I say the ride of your life because I can't think of anywhere where you can ride through scenery as fantastic. Funyakking offers you a total wilderness experience that is richly gratifying.
The Queenstown area is well-known for the adventure possibilities it offers. Funyakking could be termed a soft adventure. The adrenalin buzz is much less dramatic than, say, bungi-jumping. Anyone can take part without special fitness or previous experience.
Ten years ago a Frenchman living in New Zealand bought two funyaks, hoping that there would be an adventurer or two willing to pay for a ride through the country he adored. Now an average of 40 people a day funyak down the Dart, seven days a week, and the business has been sold to Shotover Jet, a Queenstown tourism company.
Eric Billoud, the aforementioned Frenchman, with 20 years of canoe guide and instructor experience, was our guide for the day when we went funyakking.

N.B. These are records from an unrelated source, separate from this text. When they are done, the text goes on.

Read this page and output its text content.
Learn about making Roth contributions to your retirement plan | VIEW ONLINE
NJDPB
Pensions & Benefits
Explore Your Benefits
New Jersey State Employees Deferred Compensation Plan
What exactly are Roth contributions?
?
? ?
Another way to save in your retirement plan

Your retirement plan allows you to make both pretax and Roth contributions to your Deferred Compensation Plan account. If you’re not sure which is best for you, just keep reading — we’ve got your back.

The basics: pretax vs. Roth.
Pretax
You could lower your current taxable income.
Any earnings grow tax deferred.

We drove to Glenorchy from our Queenstown base but you can start the funyak day by catching a company bus from Queenstown. If you think, as you drive along, that the 45-minute ride along the Lake Wakatipu shore is fantastic, breathe deeply.
There is fantastic-plus to come.
At Glenorchy, a small town dwarfed by high mountains and with postcard views at every turn, the funyak guides got our gear organised. As well as supplying a wetsuit, footwear, polar fleeces, shower jackets and lifejackets, they gave us dry bags for cameras. We were even given lengths of string to ensure we didn't lose our sunglasses in the water. All we'd had to bring was a spare set of underwear - alternatively a bathing suit - a hat, sun cream, and insect repellent. We forgot the last and wished we hadn't.
Then it was all aboard the jet boats that ferried us up-river for the next thrilling 75 minutes. As we sped into this world heritage park along the channels of the braided Dart River, the mountains were still wearing snow cloaks, the sky was blue except for feathers of cloud, and, most wondrous of all, there was nothing marring the landscape - no signs, no buildings, no roadways, no rubbish, just pristine wilderness.
In sight of the mountain peaks where some of the filming of Vertical Limit took place, we climbed ashore to make the transfer to the funyaks. Guides, one to every nine canoeists, unrolled the red bundles that had travelled up with us and pumped them up into Canadian-style canoes.
Then they gave us quick but efficient lessons on technique, and a safety briefing.
A funyak is not the most manoeuvrable of water vessels but its width makes it stable. It's rare for anyone to fall out.
There was the odd altercation in our canoe as the bridge (husband) and the crew (me) differed about technique. However, it didn't matter if we nosed into the bank instead of continuing downstream. The current did a lot of the work, and our guide, a patient man when you consider that he was once the whitewater kayak champion of France, was adept at leaping from his boat to redirect ours if we were wildly off course.
With no whitewater and few rocks, it was possible to drift and enjoy the dramatic glaciers and Jurassic-like forests.
An hour later, a leisurely lunch was provided at the mouth of a rain-fed tributary to the Dart.
Everyone had time to paddle into the narrow Rockburn Chasm, a spectacular example of how water, over the ages, can create a canyon where once there was solid rock. Children swam, rodless fisherman boggled at trout weaving through clear blue pools, overseas tourists and New Zealanders exchanged snippets of life stories.
Then it was back aboard the funyaks for the two-hour drift and paddle through more of the glorious wilderness country to the spot known as Paradise.
"Look back," Eric said, a passion for his chosen place showing in his face."No wonder this place was named Paradise."
We drank in the view of mountains and forest, of river and sky, depositing it in the memory bank to draw out on other days less ecstatic.
I've never been on a day's adventure with guides who were so patient, enthusiastic and friendly, where the day offered such thrilling variety, and where surroundings were so unforgettable.
I knew that next day I was going to have a sore muscle or two after some over-enthusiastic paddling.
But if you get the chance, go on a funyak trip down the Dart. You'll love it. Don't forget your insect repellent, because even in Paradise there are sandflies.
GETTING THERE: The Funyaks bus will pick you up from wherever you are staying. If you are staying at Glenorchy or wish to drive yourself (45 mins from Queenstown), join up with the Funyaks guides at the Dart River Safari building.
TAKE: Swimsuit, sunglasses, sunscreen, insect repellent, camera or video.